METHODS:OBJECTIVE:Postprandial dyslipidemia is a common feature of insulin resistant states and contributes to increased cardiovascular disease risk. Recently, bile acids have been recognized beyond their emulsification properties as important signaling molecules that promote energy expenditure, improve insulin sensitivity, and lower fasting lipemia. While bile acid receptors have become novel pharmaceutical targets, their effects on postprandial lipid metabolism remain unclear. Here we investigated the potential role of bile acids in regulation of postprandial chylomicron production and triglyceride excursion. Approach and Results: Healthy C57BL/6 mice were given an intraduodenal infusion of taurocholic acid (TA) under fat-loaded conditions and circulating lipids were measured. Targeting of bile acid receptors was achieved with GW4064, a synthetic agonist to the farnesoid X receptor (FXR), and with deoxycholic acid (DCA), an activator of the Takeda G-protein-coupled receptor 5. TA, GW4064, and DCA treatments all lowered postprandial lipemia. FXR agonism also reduced intestinal triglyceride content and activity of microsomal triglyceride transfer protein, involved in chylomicron assembly. Importantly, TA effects (but not DCA) were largely lost in FXR knockout mice.
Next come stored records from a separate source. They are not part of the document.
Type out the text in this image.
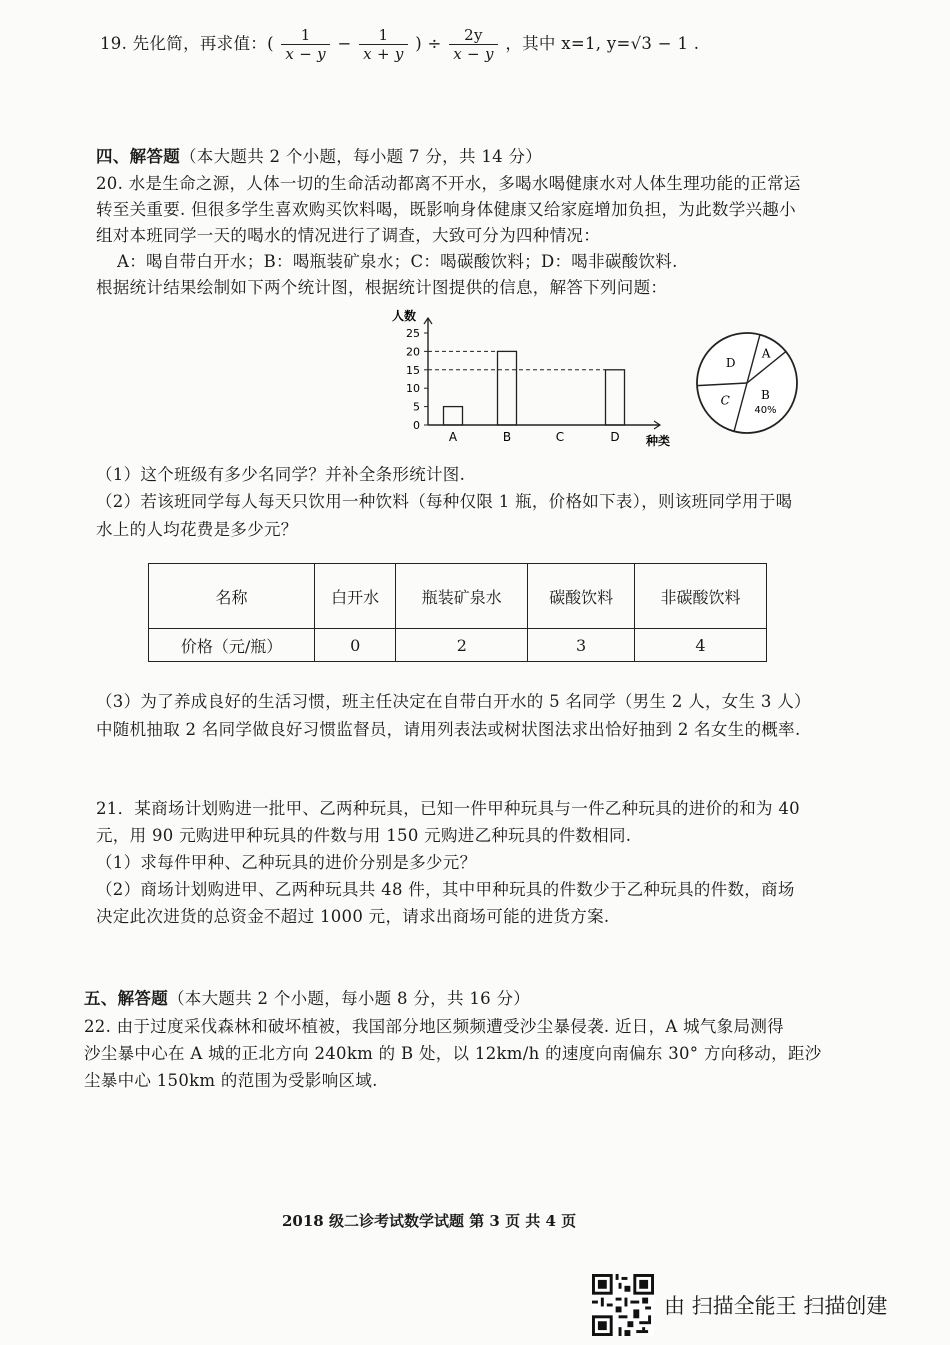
19. 先化简，再求值：( $\frac{1}{x - y} - \frac{1}{x + y}$ ) ÷ $\frac{2y}{x - y}$ ，其中 x=1, y=√3 − 1 .
四、解答题（本大题共 2 个小题，每小题 7 分，共 14 分）
20. 水是生命之源，人体一切的生命活动都离不开水，多喝水喝健康水对人体生理功能的正常运
转至关重要. 但很多学生喜欢购买饮料喝，既影响身体健康又给家庭增加负担，为此数学兴趣小
组对本班同学一天的喝水的情况进行了调查，大致可分为四种情况：
A：喝自带白开水；B：喝瓶装矿泉水；C：喝碳酸饮料；D：喝非碳酸饮料.
根据统计结果绘制如下两个统计图，根据统计图提供的信息，解答下列问题：
人数
种类
0
5
10
15
20
25
A	B	C	D
A
B
C
D
40%
（1）这个班级有多少名同学？并补全条形统计图.
（2）若该班同学每人每天只饮用一种饮料（每种仅限 1 瓶，价格如下表），则该班同学用于喝
水上的人均花费是多少元？
名称	白开水	瓶装矿泉水	碳酸饮料	非碳酸饮料
价格（元/瓶）	0	2	3	4
（3）为了养成良好的生活习惯，班主任决定在自带白开水的 5 名同学（男生 2 人，女生 3 人）
中随机抽取 2 名同学做良好习惯监督员，请用列表法或树状图法求出恰好抽到 2 名女生的概率.
21．某商场计划购进一批甲、乙两种玩具，已知一件甲种玩具与一件乙种玩具的进价的和为 40
元，用 90 元购进甲种玩具的件数与用 150 元购进乙种玩具的件数相同.
（1）求每件甲种、乙种玩具的进价分别是多少元？
（2）商场计划购进甲、乙两种玩具共 48 件，其中甲种玩具的件数少于乙种玩具的件数，商场
决定此次进货的总资金不超过 1000 元，请求出商场可能的进货方案.
五、解答题（本大题共 2 个小题，每小题 8 分，共 16 分）
22. 由于过度采伐森林和破坏植被，我国部分地区频频遭受沙尘暴侵袭. 近日，A 城气象局测得
沙尘暴中心在 A 城的正北方向 240km 的 B 处，以 12km/h 的速度向南偏东 30° 方向移动，距沙
尘暴中心 150km 的范围为受影响区域.
2018 级二诊考试数学试题 第 3 页 共 4 页
由 扫描全能王 扫描创建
These bile acid effects are reminiscent of the anti-diabetic hormone glucagon-like peptide-1 (GLP-1). While the GLP-1 receptor agonist exendin-4 retained its ability to acutely lower postprandial lipemia during bile acid sequestration and FXR deficiency, it did raise hepatic expression of the rate limiting enzyme for bile acid synthesis. CONCLUSIONS:Bile acid signaling may be an important mechanism of controlling dietary lipid absorption and bile acid receptors may constitute novel targets for the treatment of postprandial dyslipidemia.